Resellers need to lawyer up for GDPR, says CAE boss

Justin Harling says channel firms need to be more careful when selling solutions ahead of GDPR's implementation

Resellers need to consult lawyers before offering General Data Protection Regulation (GDPR) advice, or risk being liable for potential breaches, according to CAE Technology managing director Justin Harling.

The channel has gone into overdrive with GDPR marketing over recent months, ahead of the implementation date on 25 May next year.

A host of resellers recently told CRN that they had grown frustrated with how vendors were pitching their products ahead of GDPR, accusing them of wrongly claiming they can provide solutions that cover customers for the whole regulation.

Harling (pictured below) told CRN that marketing of this type is "really dangerous" for the channel because it is not yet known how the clauses of GDPR will be interpreted by governing bodies. He added that anything a channel partner recommends to a customer could be defined as legal advice, which they may not be in a position to provide.

"This is legal thing," he said. "It's a legal thing with some technology - not a primarily technology thing.

"Our first look at it isn't 'where is all this extra technology we can sell?' I hate to say it, but our first conversation is 'Christ, we're going to need to talk to the lawyers to figure out what we can do, what we can't do, what advice we can give and what advice we can't give'.

"We're ending up talking to lawyers and part of that is making sure that we can cover what we need to cover. I'm not convinced that our professional indemnity insurance covers us giving legal advice around something like GDPR.

"It will allow us to give technology advice, absolutely, but if you said to a customer 'here's a solution to any of those GDPR clauses', you've said something there where a customer might have a legal issue and someone might say 'why on earth have you said that?' We're not qualified to and I don't think there are resellers, or manufacturers actually, that are able to do that."

Harling said that for this reason, he has briefed his sales and marketing team to not "in any way, shape or form" claim that the reseller can offer a solution to GDPR.

He claimed that while there will be opportunities for particular product categories - security and backup, for example - channel firms need to protect themselves against the possible repercussions instead of merely looking to sell technology.

"I think those companies that just look at it and say 'this is going to be great, it's going to be a windfall' are incredibly naïve," he said. "I think there is a real danger in that.

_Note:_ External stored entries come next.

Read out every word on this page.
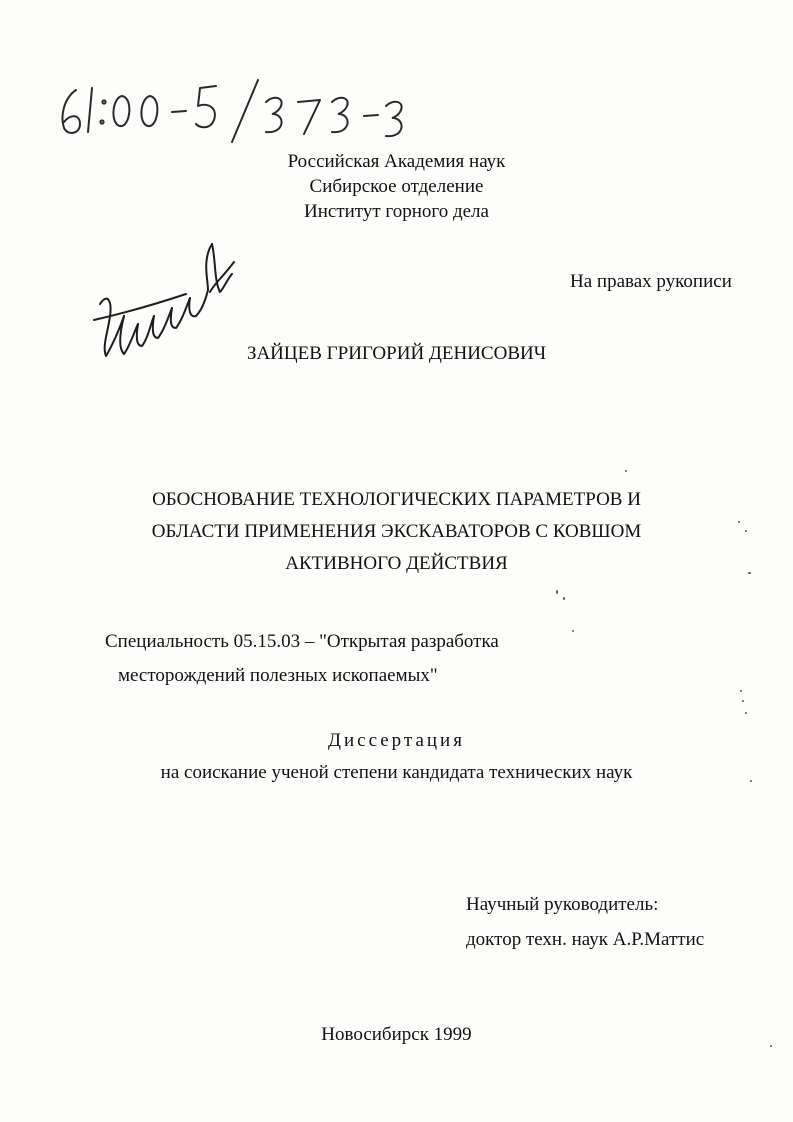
Российская Академия наук
Сибирское отделение
Институт горного дела
На правах рукописи
ЗАЙЦЕВ ГРИГОРИЙ ДЕНИСОВИЧ
ОБОСНОВАНИЕ ТЕХНОЛОГИЧЕСКИХ ПАРАМЕТРОВ И
ОБЛАСТИ ПРИМЕНЕНИЯ ЭКСКАВАТОРОВ С КОВШОМ
АКТИВНОГО ДЕЙСТВИЯ
Специальность 05.15.03 – "Открытая разработка
месторождений полезных ископаемых"
Диссертация
на соискание ученой степени кандидата технических наук
Научный руководитель:
доктор техн. наук А.Р.Маттис
Новосибирск 1999
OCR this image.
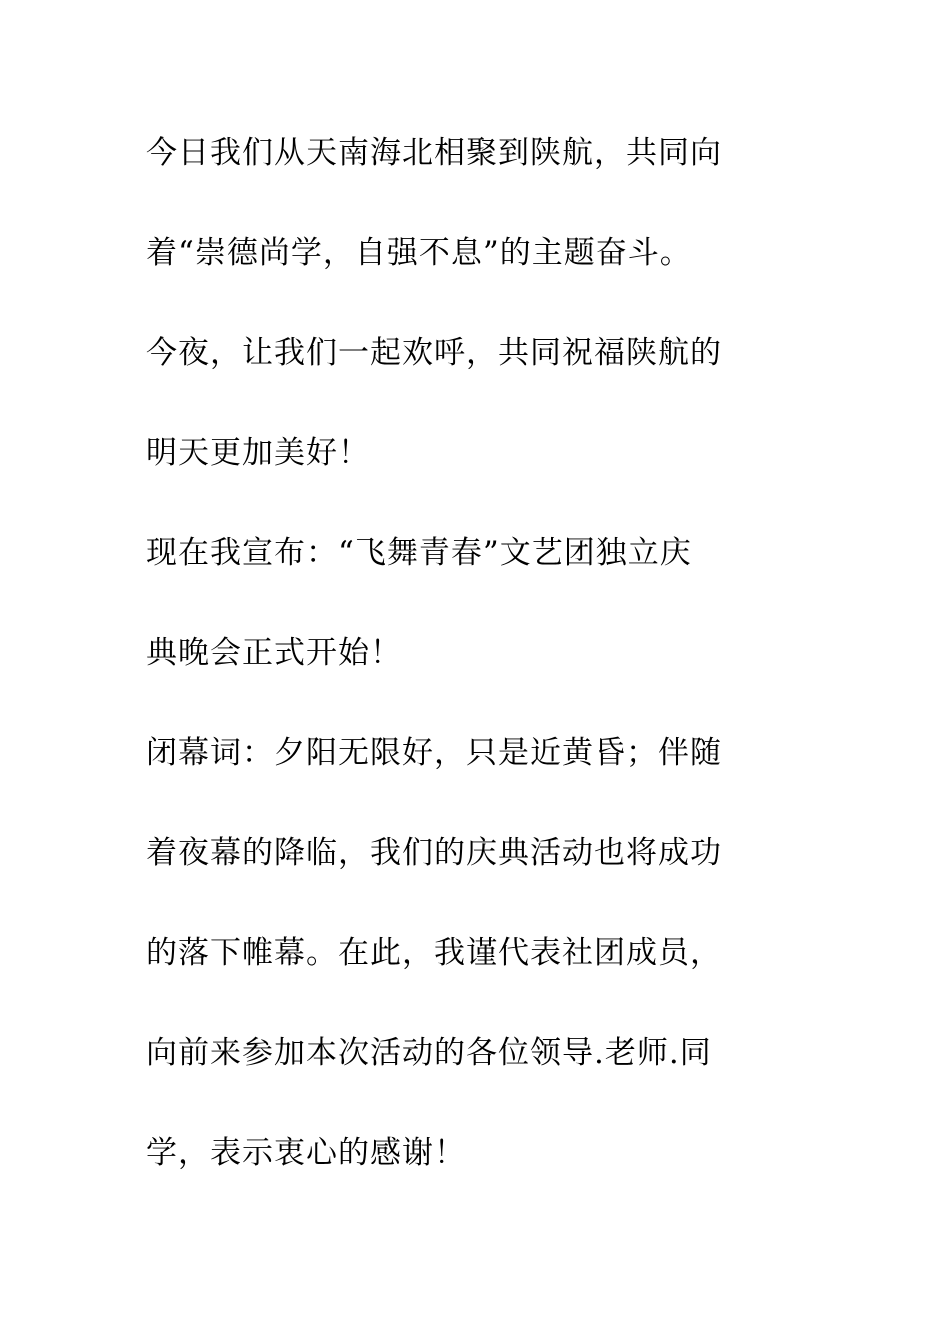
今日我们从天南海北相聚到陕航，共同向
着“崇德尚学，自强不息”的主题奋斗。
今夜，让我们一起欢呼，共同祝福陕航的
明天更加美好！
现在我宣布：“飞舞青春”文艺团独立庆
典晚会正式开始！
闭幕词：夕阳无限好，只是近黄昏；伴随
着夜幕的降临，我们的庆典活动也将成功
的落下帷幕。在此，我谨代表社团成员，
向前来参加本次活动的各位领导.老师.同
学，表示衷心的感谢！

"We'll always go back to 1999 when the world was very naïve and from a technology perspective the industry said 'everyone is going to have to do this'.

"That has changed and the world is not naïve about technology and what it can do and what it can't do, but I think there's a lot of people in the industry who are incredibly naïve in terms of how people purchase and how smart they are. That's one of those fundamental shifts in the market."